I am planning on attempting to make a full set of maille, currently a hauberk and a coif, but this can easily be added to, out of stainless steel. For this I would be winding and cutting my own rings, which is new to me, and studying a bit of background information on the history of chainmaille and it variations throughout the world and history.

I guess a little background info on my history of maille is appropriate here. I have been making chainmaille casually for about 5 years. I would get really into it, then get busy with school, friends or another hobby and it would phase from my life. Somehow, most likely due to my fascination with it, I have always come back to maille as my hobby of choice. I currently have only ordered rings online, liking the saw cut look, but as I said, I wish to wind and cut my own for this project. My experience is varied, I have fiddled with various weaves and made fairly simple bracelets, necklaces and such, the one thing I have made a lot of, are little dice bags that I used to sell at tournaments (Magic: The Gathering) to help support my casual little hobby, so far I have yet to make anything truly grand.

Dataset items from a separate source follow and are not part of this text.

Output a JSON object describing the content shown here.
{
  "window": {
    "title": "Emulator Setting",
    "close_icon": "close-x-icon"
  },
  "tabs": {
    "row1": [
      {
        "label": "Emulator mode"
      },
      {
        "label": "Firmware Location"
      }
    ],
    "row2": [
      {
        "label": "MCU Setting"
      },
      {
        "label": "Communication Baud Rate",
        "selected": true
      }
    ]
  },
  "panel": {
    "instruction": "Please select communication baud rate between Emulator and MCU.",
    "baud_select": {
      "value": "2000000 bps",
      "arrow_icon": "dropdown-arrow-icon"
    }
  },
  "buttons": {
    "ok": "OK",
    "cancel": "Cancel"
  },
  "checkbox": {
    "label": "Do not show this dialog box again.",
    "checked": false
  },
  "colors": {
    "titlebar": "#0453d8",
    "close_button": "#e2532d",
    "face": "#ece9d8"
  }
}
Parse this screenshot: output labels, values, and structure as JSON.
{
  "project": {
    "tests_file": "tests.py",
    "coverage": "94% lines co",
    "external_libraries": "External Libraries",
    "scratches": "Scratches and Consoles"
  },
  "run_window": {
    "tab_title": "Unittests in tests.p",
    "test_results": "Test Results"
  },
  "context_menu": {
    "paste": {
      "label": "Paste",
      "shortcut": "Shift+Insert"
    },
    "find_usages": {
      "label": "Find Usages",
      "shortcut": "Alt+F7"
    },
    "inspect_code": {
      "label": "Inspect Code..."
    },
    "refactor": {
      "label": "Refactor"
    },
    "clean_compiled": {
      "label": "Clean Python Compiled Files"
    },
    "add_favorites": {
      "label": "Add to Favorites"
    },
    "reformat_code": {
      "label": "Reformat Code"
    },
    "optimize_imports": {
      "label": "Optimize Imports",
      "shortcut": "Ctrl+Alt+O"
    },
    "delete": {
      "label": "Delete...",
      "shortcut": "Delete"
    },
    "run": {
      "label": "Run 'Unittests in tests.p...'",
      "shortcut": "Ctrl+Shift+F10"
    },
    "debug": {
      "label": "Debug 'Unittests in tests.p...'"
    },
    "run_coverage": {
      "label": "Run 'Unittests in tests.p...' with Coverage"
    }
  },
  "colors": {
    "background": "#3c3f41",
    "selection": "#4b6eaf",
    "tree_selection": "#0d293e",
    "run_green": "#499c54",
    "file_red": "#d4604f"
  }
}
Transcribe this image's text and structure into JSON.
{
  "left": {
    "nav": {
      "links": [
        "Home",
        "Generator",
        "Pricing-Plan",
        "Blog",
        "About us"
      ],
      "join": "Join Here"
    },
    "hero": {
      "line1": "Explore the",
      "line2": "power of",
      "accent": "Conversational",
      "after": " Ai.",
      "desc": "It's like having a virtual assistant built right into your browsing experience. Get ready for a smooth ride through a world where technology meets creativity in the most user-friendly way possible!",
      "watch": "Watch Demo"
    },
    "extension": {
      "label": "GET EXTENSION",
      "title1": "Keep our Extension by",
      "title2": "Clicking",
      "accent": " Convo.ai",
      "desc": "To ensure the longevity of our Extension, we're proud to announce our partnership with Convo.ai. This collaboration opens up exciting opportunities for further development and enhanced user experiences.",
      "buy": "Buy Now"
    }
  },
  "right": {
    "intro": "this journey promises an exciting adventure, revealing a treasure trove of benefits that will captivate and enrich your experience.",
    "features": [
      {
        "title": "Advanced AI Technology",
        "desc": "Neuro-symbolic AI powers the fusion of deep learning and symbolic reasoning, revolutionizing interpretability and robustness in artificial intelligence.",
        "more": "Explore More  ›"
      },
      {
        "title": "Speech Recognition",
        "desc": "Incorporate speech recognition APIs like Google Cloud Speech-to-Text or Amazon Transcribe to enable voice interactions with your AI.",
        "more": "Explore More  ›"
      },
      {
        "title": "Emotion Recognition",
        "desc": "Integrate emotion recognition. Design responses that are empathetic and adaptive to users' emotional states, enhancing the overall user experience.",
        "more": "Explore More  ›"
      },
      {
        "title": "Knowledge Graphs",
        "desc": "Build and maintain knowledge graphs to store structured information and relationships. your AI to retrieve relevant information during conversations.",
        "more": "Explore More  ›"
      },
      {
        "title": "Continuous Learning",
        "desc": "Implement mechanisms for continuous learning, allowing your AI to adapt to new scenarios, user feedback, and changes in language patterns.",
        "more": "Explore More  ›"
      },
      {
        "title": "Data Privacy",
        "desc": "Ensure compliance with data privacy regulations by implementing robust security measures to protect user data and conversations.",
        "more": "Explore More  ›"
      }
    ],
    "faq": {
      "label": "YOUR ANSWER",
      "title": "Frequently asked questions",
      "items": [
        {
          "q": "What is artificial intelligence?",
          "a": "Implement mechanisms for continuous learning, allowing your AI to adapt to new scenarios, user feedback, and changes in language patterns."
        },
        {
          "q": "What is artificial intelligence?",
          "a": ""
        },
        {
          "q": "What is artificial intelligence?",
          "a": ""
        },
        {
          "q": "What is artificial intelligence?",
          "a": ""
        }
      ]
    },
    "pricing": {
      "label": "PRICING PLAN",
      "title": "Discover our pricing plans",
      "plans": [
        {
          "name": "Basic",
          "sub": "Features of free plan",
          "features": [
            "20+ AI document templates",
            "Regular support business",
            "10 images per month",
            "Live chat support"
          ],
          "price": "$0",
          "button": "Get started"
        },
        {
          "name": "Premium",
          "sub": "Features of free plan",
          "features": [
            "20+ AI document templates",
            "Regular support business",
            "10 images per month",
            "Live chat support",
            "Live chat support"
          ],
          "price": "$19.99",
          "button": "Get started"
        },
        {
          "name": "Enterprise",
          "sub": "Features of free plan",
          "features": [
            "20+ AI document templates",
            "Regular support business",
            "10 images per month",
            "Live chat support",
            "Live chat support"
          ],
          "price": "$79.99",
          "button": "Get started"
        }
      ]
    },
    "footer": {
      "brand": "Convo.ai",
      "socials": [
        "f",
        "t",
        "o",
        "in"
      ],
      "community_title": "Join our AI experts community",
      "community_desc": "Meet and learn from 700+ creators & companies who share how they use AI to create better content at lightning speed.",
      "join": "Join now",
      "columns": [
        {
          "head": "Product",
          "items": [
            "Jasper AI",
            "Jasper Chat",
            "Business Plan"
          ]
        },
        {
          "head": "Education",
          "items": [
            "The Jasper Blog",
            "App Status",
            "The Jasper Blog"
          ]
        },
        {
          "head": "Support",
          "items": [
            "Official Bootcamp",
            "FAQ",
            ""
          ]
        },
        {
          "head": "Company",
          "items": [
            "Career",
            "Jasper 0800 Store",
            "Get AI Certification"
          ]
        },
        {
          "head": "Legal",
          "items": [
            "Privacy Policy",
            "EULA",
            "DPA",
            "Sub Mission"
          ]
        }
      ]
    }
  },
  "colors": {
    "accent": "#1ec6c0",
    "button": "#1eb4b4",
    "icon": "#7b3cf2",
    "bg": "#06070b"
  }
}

Back to mentoring, I currently live in Washington state, as North-West as you can get, about an hour and a half with ferry ride from Seattle. As I move a lot (my father is in the Navy) I have been unable to ever get involved in a local maille community, so I come now in the hopes of someone being in my general area. If anyone has the experience necessary to help me along with this as a mentor please email me at DMSHA4@yahoo.com for more info, I can give you a more full look at what would be needed from you, and how you would help me.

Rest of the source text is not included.